Dito de outro modo, e procurando distinguir os dois termos (fútil e torpe):
Motivo TORPE será o motivo aviltante, imoral, repugnante, que causa comoção social e repulsa social.
Motivo FÚTIL já será aquele que é incompatível com as circunstâncias que privilegiam o homicídio, ocorrendo sempre que se verificar manifesta desproporção entre o motivo e o resultado morte/lesão na saúde (há um abismo entre o comportamento do agente e o resultado: morte ou lesão na saúde).

[11] Como diz Faria Costa (Formas do Crime, Jornadas de Direito Criminal, O Novo Código Penal Português e Legislação Complementar, pág. 174), «A primeira ideia que ressalta… é a de que a cumplicidade experimenta uma subalternização, relativamente à autoria. Há, pois, uma linha que se projecta não na assunção de todas as consequências… mas que se fica pelo auxílio. Isto é, fazendo apelo a um velho critério…, deparamo-nos aqui com uma causalidade não essencial».

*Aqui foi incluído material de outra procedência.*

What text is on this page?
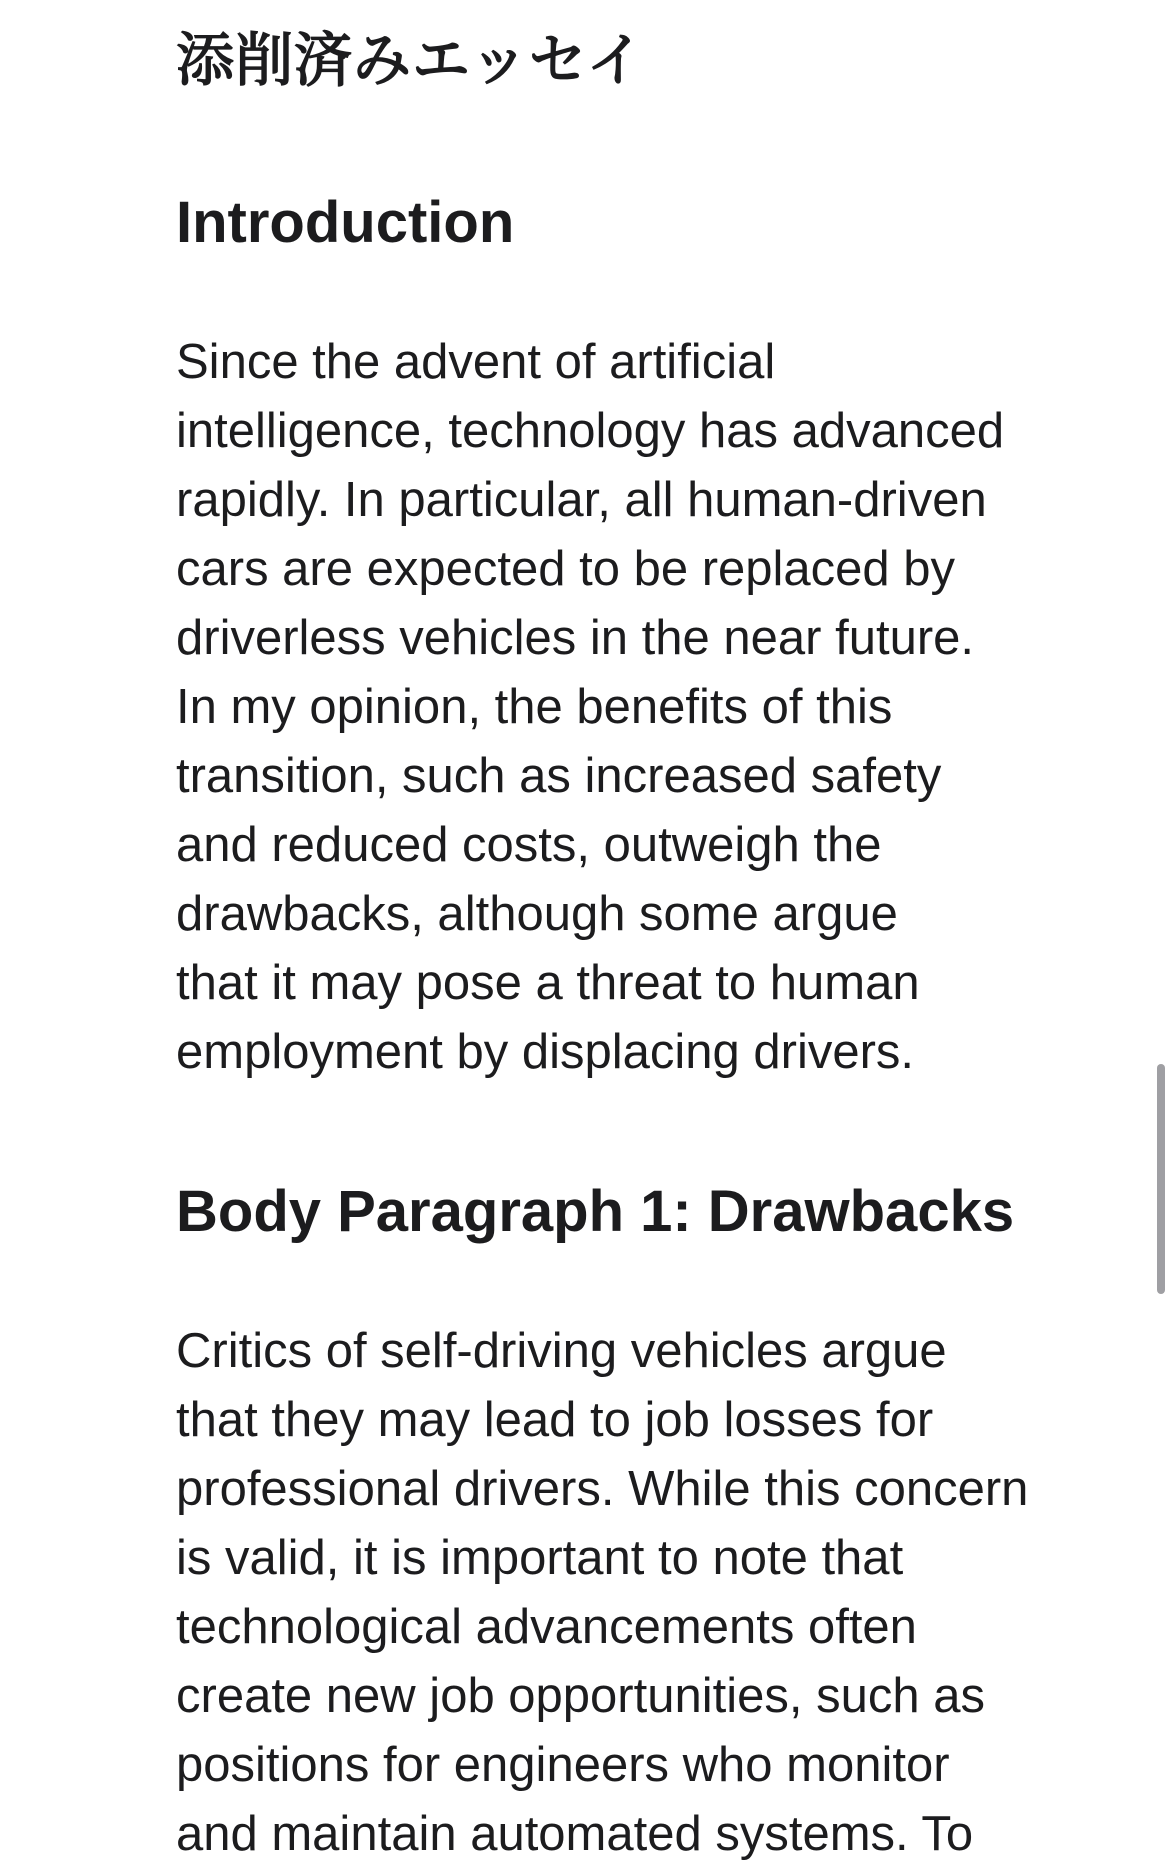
添削済みエッセイ
Introduction

Since the advent of artificial
intelligence, technology has advanced
rapidly. In particular, all human-driven
cars are expected to be replaced by
driverless vehicles in the near future.
In my opinion, the benefits of this
transition, such as increased safety
and reduced costs, outweigh the
drawbacks, although some argue
that it may pose a threat to human
employment by displacing drivers.

Body Paragraph 1: Drawbacks

Critics of self-driving vehicles argue
that they may lead to job losses for
professional drivers. While this concern
is valid, it is important to note that
technological advancements often
create new job opportunities, such as
positions for engineers who monitor
and maintain automated systems. To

[12] O crime de detenção de arma não pode aqui valer para este efeito agravativo da coacção à luz do artigo 155º/1 a) do CP.
[13] A agravação do artigo 86º, nº 3 do RJAM:
- Deve-se à menor capacidade da vítima se defender;
- Pretende funcionar como meio dissuasor do uso e porte de arma (reprimir a utilização de armas na prática de crimes);
- Prender-se ao desejo de dar resposta adequada e proporcional à criminalidade violenta e mais grave;
- Configura uma medida de política criminal com declarada intenção de restringir pela punição do uso de posse de armas;
- Pretende induzir a uma posse responsável e conscienciosa.

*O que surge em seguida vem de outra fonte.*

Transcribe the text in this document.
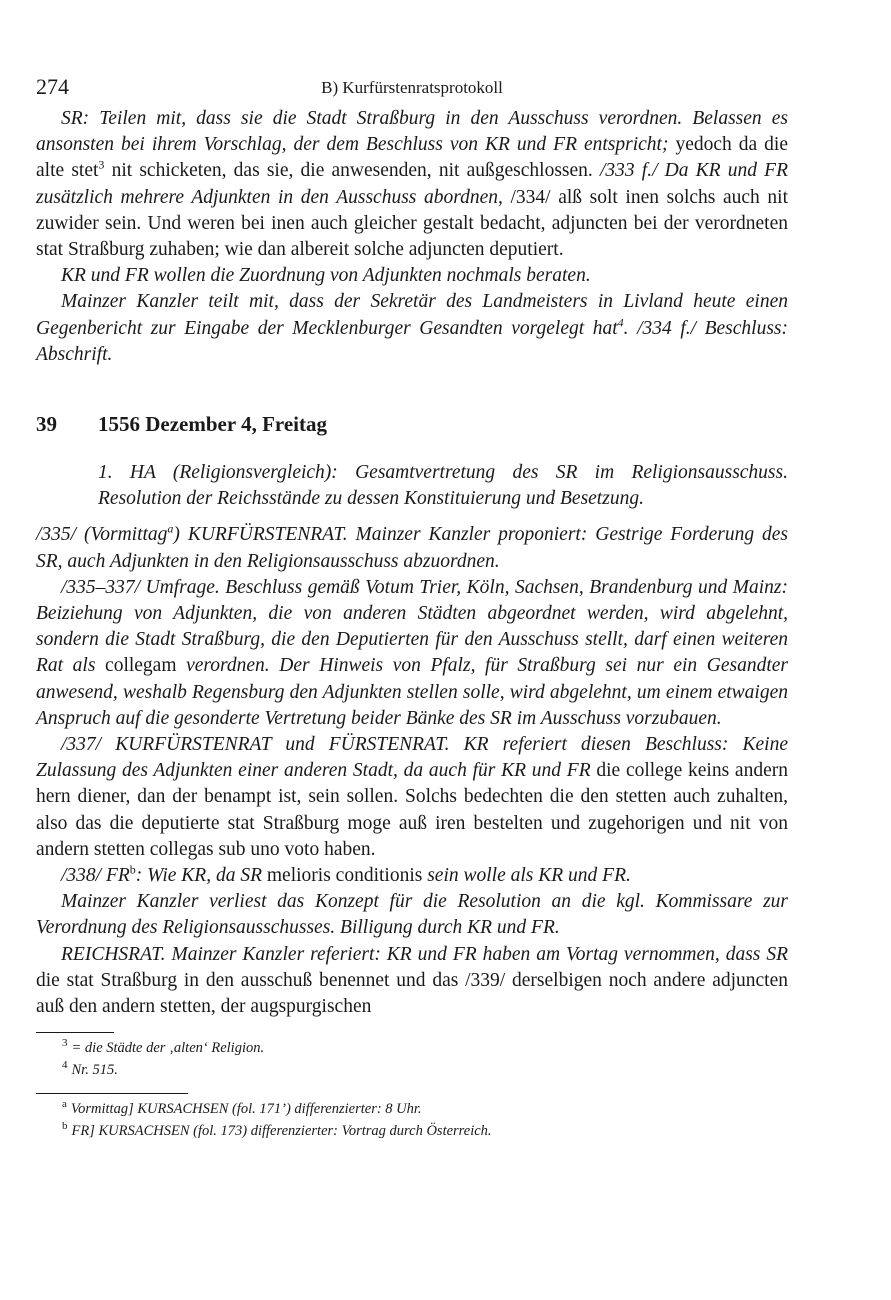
274	B) Kurfürstenratsprotokoll

SR: Teilen mit, dass sie die Stadt Straßburg in den Ausschuss verordnen. Belassen es ansonsten bei ihrem Vorschlag, der dem Beschluss von KR und FR entspricht; yedoch da die alte stet$^3$ nit schicketen, das sie, die anwesenden, nit außgeschlossen. /333 f./ Da KR und FR zusätzlich mehrere Adjunkten in den Ausschuss abordnen, /334/ alß solt inen solchs auch nit zuwider sein. Und weren bei inen auch gleicher gestalt bedacht, adjuncten bei der verordneten stat Straßburg zuhaben; wie dan albereit solche adjuncten deputiert.

KR und FR wollen die Zuordnung von Adjunkten nochmals beraten.

Mainzer Kanzler teilt mit, dass der Sekretär des Landmeisters in Livland heute einen Gegenbericht zur Eingabe der Mecklenburger Gesandten vorgelegt hat$^4$. /334 f./ Beschluss: Abschrift.

39 1556 Dezember 4, Freitag
1. HA (Religionsvergleich): Gesamtvertretung des SR im Religionsausschuss. Resolution der Reichsstände zu dessen Konstituierung und Besetzung.

/335/ (Vormittag$^a$) KURFÜRSTENRAT. Mainzer Kanzler proponiert: Gestrige Forderung des SR, auch Adjunkten in den Religionsausschuss abzuordnen.

/335–337/ Umfrage. Beschluss gemäß Votum Trier, Köln, Sachsen, Brandenburg und Mainz: Beiziehung von Adjunkten, die von anderen Städten abgeordnet werden, wird abgelehnt, sondern die Stadt Straßburg, die den Deputierten für den Ausschuss stellt, darf einen weiteren Rat als collegam verordnen. Der Hinweis von Pfalz, für Straßburg sei nur ein Gesandter anwesend, weshalb Regensburg den Adjunkten stellen solle, wird abgelehnt, um einem etwaigen Anspruch auf die gesonderte Vertretung beider Bänke des SR im Ausschuss vorzubauen.

/337/ KURFÜRSTENRAT und FÜRSTENRAT. KR referiert diesen Beschluss: Keine Zulassung des Adjunkten einer anderen Stadt, da auch für KR und FR die college keins andern hern diener, dan der benampt ist, sein sollen. Solchs bedechten die den stetten auch zuhalten, also das die deputierte stat Straßburg moge auß iren bestelten und zugehorigen und nit von andern stetten collegas sub uno voto haben.

/338/ $FR^b$: Wie KR, da SR melioris conditionis sein wolle als KR und FR.

Mainzer Kanzler verliest das Konzept für die Resolution an die kgl. Kommissare zur Verordnung des Religionsausschusses. Billigung durch KR und FR.

REICHSRAT. Mainzer Kanzler referiert: KR und FR haben am Vortag vernommen, dass SR die stat Straßburg in den ausschuß benennet und das /339/ derselbigen noch andere adjuncten auß den andern stetten, der augspurgischen

$^3$ = die Städte der ‚alten‘ Religion.
$^4$ Nr. 515.
$^a$ Vormittag] KURSACHSEN (fol. 171’) differenzierter: 8 Uhr.
$^b$ FR] KURSACHSEN (fol. 173) differenzierter: Vortrag durch Österreich.
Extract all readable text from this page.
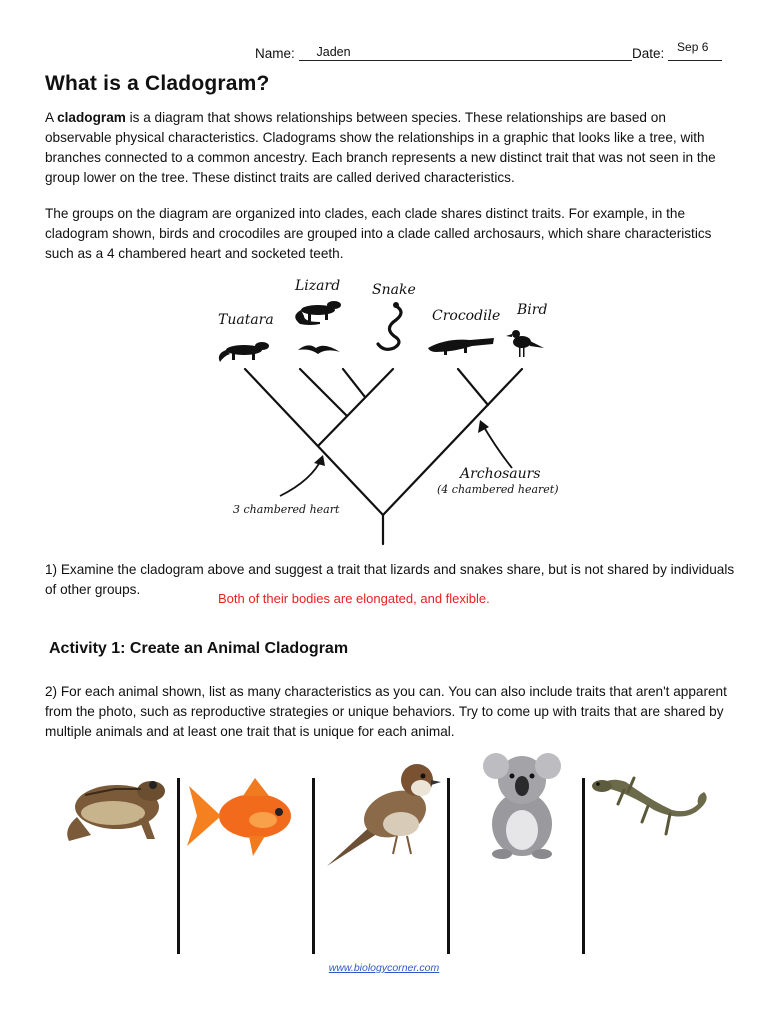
Name: Jaden	Date: Sep 6
What is a Cladogram?

A cladogram is a diagram that shows relationships between species. These relationships are based on observable physical characteristics. Cladograms show the relationships in a graphic that looks like a tree, with branches connected to a common ancestry. Each branch represents a new distinct trait that was not seen in the group lower on the tree. These distinct traits are called derived characteristics.

The groups on the diagram are organized into clades, each clade shares distinct traits. For example, in the cladogram shown, birds and crocodiles are grouped into a clade called archosaurs, which share characteristics such as a 4 chambered heart and socketed teeth.

Tuatara
Lizard Snake
Crocodile Bird
Archosaurs
(4 chambered hearet)
3 chambered heart

1) Examine the cladogram above and suggest a trait that lizards and snakes share, but is not shared by individuals of other groups.

Both of their bodies are elongated, and flexible.
Activity 1: Create an Animal Cladogram

2) For each animal shown, list as many characteristics as you can. You can also include traits that aren't apparent from the photo, such as reproductive strategies or unique behaviors. Try to come up with traits that are shared by multiple animals and at least one trait that is unique for each animal.

www.biologycorner.com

A agravação do nº 3 do artigo 86º do RJAM aplica-se a todo e qualquer crime em que o agente use uma arma, não ocorrendo qualquer violação do princípio da dupla valoração se ocorrer uma condenação em concurso efectivo do crime de homicídio [artigo 131º ou 132º do CP, desde que neste último caso não seja de aplicar a alínea h) do n.º 2] com o crime de detenção de arma proibida (86º, nº 1 do RJAM).
Também no Acórdão da RC de 22.11.2017 se concluiu no mesmo sentido afirmando-se não se verificar qualquer violação do non bis in idem e como tal inconstitucionalidade decorrente da aplicação do artigo 86º, nº 3 do RJAM, pois no caso não ocorre a qualificação da alínea h), do nº 2 do artigo 132º nem de qualquer outra. Sendo, ainda, salientado neste aresto que “a proibição da dupla agravação só seria de afirmar se as agravações em questão correspondessem a uma mesma dimensão da ilicitude e da culpa, o que não sucede quando uma delas entronca numa culpa acrescida (artigo 132.º do C. Penal) e a outra radica em razões de prevenção geral que se prendem com a necessidade de limitar o recurso às armas, pela perigosidade que representam para bens jurídicos essenciais (penalmente tutelados) na prática de qualquer tipo de crime (artigo 86.º, n.º 3 da Lei das Armas)”.